Still, being uncomfortable for me is often more of an impetus for doing something than a hindrance. I’ve found that the ideas and activities that make me uncomfortable are usually the same ideas and activities that provide the greatest opportunities for personal growth. It’s in doing something new, or in doing something outside the normal realm of my comfort zone, that I feel most alive.

2) I wanted to help give people a nudge to get outdoors. My day job is so much the antithesis to the stereotypical outdoorsman that I sometimes become sheepish when people that I admire in the outdoors industry ask me what I do for a living: I’m a portfolio manager at a wealth management firm… is something I would have killed people to be able to say with some shred of sincerity back when I was in college; and, yet, middle-aged men who make less than half the money that I do every year, who spend most of their days in beat-up North Face or Patagonia jackets have the ability to make me feel insecure about my occupation. The world is full of irony.

Still, my white-collar professional background can be a strength, too.
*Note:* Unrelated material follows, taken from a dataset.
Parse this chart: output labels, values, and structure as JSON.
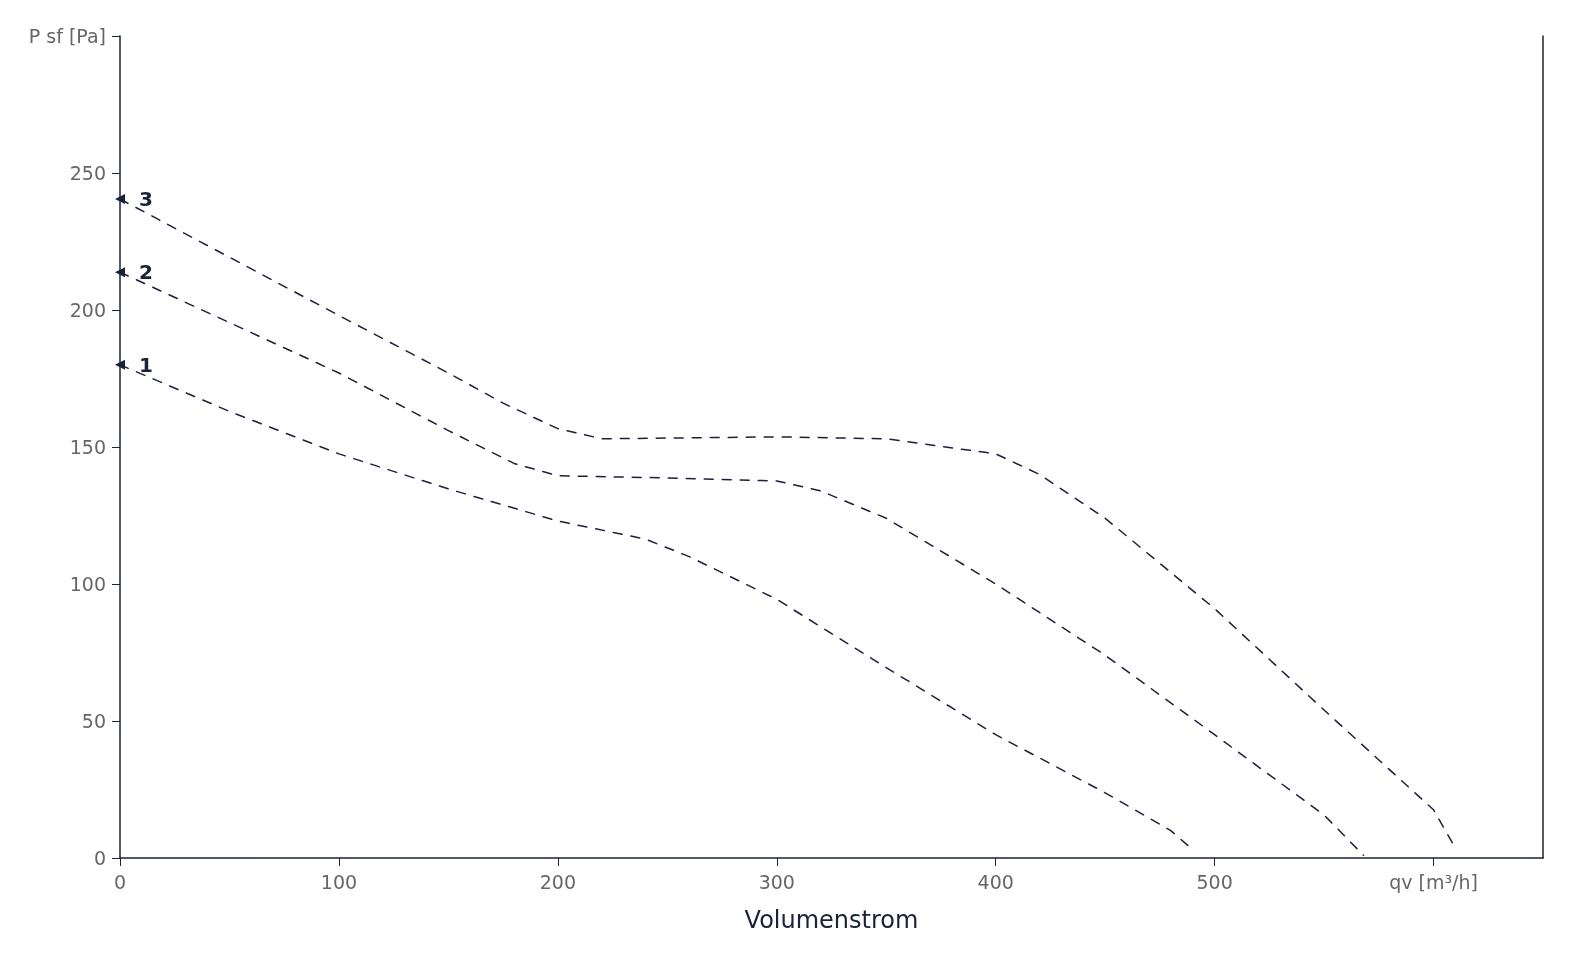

I didn’t grow up with my parents taking me on camping trips; I wasn’t an eagle scout (or a boy scout, for that matter – I’m too prone to losing things to collect badges…). And, yet, over the past few years, I’ve been able to develop a wide range of outdoors skills through research, experience, and trial-and-error. I’m hoping that by sharing some of the knowledge I’ve gained along the way – as well as some of the mistakes I’ll invariably make – that I can help make the outdoors more accessible to other people.
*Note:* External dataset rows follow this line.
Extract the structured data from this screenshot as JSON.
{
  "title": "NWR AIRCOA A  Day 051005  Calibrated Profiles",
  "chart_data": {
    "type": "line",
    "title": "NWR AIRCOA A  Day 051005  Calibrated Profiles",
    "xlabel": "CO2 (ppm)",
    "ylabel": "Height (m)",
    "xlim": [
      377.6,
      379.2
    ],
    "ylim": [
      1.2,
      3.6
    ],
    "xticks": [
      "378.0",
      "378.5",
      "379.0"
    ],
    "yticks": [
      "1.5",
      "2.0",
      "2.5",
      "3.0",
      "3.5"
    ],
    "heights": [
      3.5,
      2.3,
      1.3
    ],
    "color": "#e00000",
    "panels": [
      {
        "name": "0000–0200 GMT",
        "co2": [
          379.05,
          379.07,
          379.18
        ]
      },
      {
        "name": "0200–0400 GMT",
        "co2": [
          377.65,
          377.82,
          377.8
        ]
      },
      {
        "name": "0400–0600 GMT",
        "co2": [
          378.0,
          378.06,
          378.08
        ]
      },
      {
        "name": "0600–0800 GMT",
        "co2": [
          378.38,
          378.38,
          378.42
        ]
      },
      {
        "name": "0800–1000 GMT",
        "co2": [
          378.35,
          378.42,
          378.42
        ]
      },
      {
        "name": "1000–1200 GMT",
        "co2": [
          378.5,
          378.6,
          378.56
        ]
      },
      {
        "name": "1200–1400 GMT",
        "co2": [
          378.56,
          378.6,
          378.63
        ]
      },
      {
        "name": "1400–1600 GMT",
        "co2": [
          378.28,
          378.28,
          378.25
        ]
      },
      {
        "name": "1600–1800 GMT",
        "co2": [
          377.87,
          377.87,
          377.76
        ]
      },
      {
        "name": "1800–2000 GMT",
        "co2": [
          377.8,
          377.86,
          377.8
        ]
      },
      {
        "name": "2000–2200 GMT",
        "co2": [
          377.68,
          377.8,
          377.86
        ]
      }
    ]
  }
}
I want to help people figure out how they can integrate the outdoors into their life, if for no other reason, than because I believe that it enhances a person’s well-being. It’s tough to be pissed off about traffic when you’re walking through the woods; not getting the raise you wanted somehow doesn’t seem to matter when you’re sitting on top of a mountain; and you’ll probably burn a few calories walking through the wilderness with a 35lb backpack. Put simply, in response to the frenetic stress of a modern, urban lifestyle, I know no better wellness plan than getting outdoors.

I’m sitting at SeaTac International Airport, now, waiting to board a flight to Tucson. I’m on my way to the Saguaro National Park for four days of backpacking through the Rincon Mountains. This is my first trip for my National Parks Project; this will also be my first solo backpacking trip. And, if I’m being totally forthcoming, there’s a part of me that’s a little bit afraid to go backpacking by myself into a region I’ve never been.
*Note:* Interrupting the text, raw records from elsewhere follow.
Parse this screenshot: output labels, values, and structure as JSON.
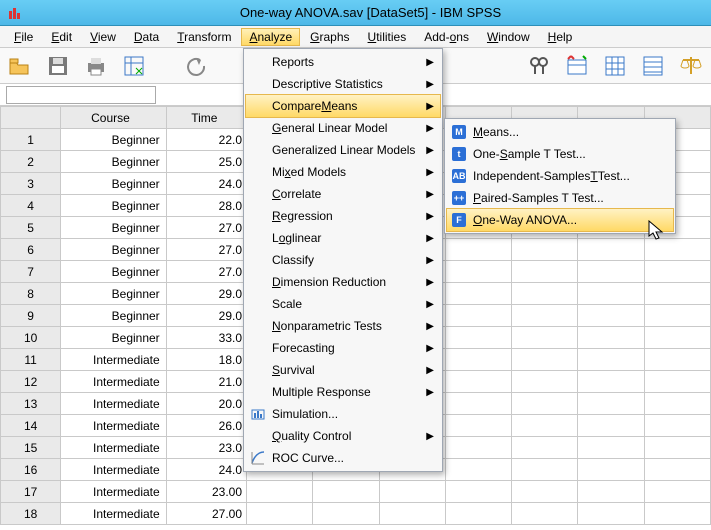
{
  "window": {
    "title": "One-way ANOVA.sav [DataSet5] - IBM SPSS"
  },
  "menubar": {
    "items": [
      {
        "label": "File",
        "u": "F"
      },
      {
        "label": "Edit",
        "u": "E"
      },
      {
        "label": "View",
        "u": "V"
      },
      {
        "label": "Data",
        "u": "D"
      },
      {
        "label": "Transform",
        "u": "T"
      },
      {
        "label": "Analyze",
        "u": "A",
        "active": true
      },
      {
        "label": "Graphs",
        "u": "G"
      },
      {
        "label": "Utilities",
        "u": "U"
      },
      {
        "label": "Add-ons",
        "u": "o"
      },
      {
        "label": "Window",
        "u": "W"
      },
      {
        "label": "Help",
        "u": "H"
      }
    ]
  },
  "analyze_menu": [
    {
      "label": "Reports",
      "u": "",
      "sub": true
    },
    {
      "label": "Descriptive Statistics",
      "u": "E",
      "sub": true
    },
    {
      "label": "Compare Means",
      "u": "M",
      "sub": true,
      "selected": true
    },
    {
      "label": "General Linear Model",
      "u": "G",
      "sub": true
    },
    {
      "label": "Generalized Linear Models",
      "u": "Z",
      "sub": true
    },
    {
      "label": "Mixed Models",
      "u": "x",
      "sub": true
    },
    {
      "label": "Correlate",
      "u": "C",
      "sub": true
    },
    {
      "label": "Regression",
      "u": "R",
      "sub": true
    },
    {
      "label": "Loglinear",
      "u": "o",
      "sub": true
    },
    {
      "label": "Classify",
      "u": "F",
      "sub": true
    },
    {
      "label": "Dimension Reduction",
      "u": "D",
      "sub": true
    },
    {
      "label": "Scale",
      "u": "A",
      "sub": true
    },
    {
      "label": "Nonparametric Tests",
      "u": "N",
      "sub": true
    },
    {
      "label": "Forecasting",
      "u": "T",
      "sub": true
    },
    {
      "label": "Survival",
      "u": "S",
      "sub": true
    },
    {
      "label": "Multiple Response",
      "u": "U",
      "sub": true
    },
    {
      "label": "Simulation...",
      "u": "",
      "sub": false,
      "icon": "sim"
    },
    {
      "label": "Quality Control",
      "u": "Q",
      "sub": true
    },
    {
      "label": "ROC Curve...",
      "u": "V",
      "sub": false,
      "icon": "roc"
    }
  ],
  "compare_menu": [
    {
      "label": "Means...",
      "u": "M",
      "color": "#2b6fd6",
      "glyph": "M"
    },
    {
      "label": "One-Sample T Test...",
      "u": "S",
      "color": "#2b6fd6",
      "glyph": "t"
    },
    {
      "label": "Independent-Samples T Test...",
      "u": "T",
      "color": "#2b6fd6",
      "glyph": "AB"
    },
    {
      "label": "Paired-Samples T Test...",
      "u": "P",
      "color": "#2b6fd6",
      "glyph": "++"
    },
    {
      "label": "One-Way ANOVA...",
      "u": "O",
      "color": "#2b6fd6",
      "glyph": "F",
      "selected": true
    }
  ],
  "columns": [
    "Course",
    "Time"
  ],
  "rows": [
    {
      "n": 1,
      "course": "Beginner",
      "time": "22.0"
    },
    {
      "n": 2,
      "course": "Beginner",
      "time": "25.0"
    },
    {
      "n": 3,
      "course": "Beginner",
      "time": "24.0"
    },
    {
      "n": 4,
      "course": "Beginner",
      "time": "28.0"
    },
    {
      "n": 5,
      "course": "Beginner",
      "time": "27.0"
    },
    {
      "n": 6,
      "course": "Beginner",
      "time": "27.0"
    },
    {
      "n": 7,
      "course": "Beginner",
      "time": "27.0"
    },
    {
      "n": 8,
      "course": "Beginner",
      "time": "29.0"
    },
    {
      "n": 9,
      "course": "Beginner",
      "time": "29.0"
    },
    {
      "n": 10,
      "course": "Beginner",
      "time": "33.0"
    },
    {
      "n": 11,
      "course": "Intermediate",
      "time": "18.0"
    },
    {
      "n": 12,
      "course": "Intermediate",
      "time": "21.0"
    },
    {
      "n": 13,
      "course": "Intermediate",
      "time": "20.0"
    },
    {
      "n": 14,
      "course": "Intermediate",
      "time": "26.0"
    },
    {
      "n": 15,
      "course": "Intermediate",
      "time": "23.0"
    },
    {
      "n": 16,
      "course": "Intermediate",
      "time": "24.0"
    },
    {
      "n": 17,
      "course": "Intermediate",
      "time": "23.00"
    },
    {
      "n": 18,
      "course": "Intermediate",
      "time": "27.00"
    }
  ],
  "colors": {
    "title_grad_a": "#68cdf4",
    "title_grad_b": "#4db8e8",
    "highlight_a": "#fff2c4",
    "highlight_b": "#ffd966"
  }
}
As this trip has been approaching, there’s been this image that’s been burned in my mind: I’m walking through the desert; my sunburnt skin is streaked with salt and sunscreen; I’ve run out of water, so that’s what I’m looking for, now; and I’m alone. Every time I’ve thought about the Saguaro Wilderness, that’s the image that comes to mind. What I’m concerned about there is not the black bears, the mountain lions, or the Africanized honey bees that occupy the region. I’m not worried about the snakes. It’s the water that I’m a little anxious about. But, at the same time, I can’t help but think about the way that our fears sometimes push us to do things we didn’t think were possible.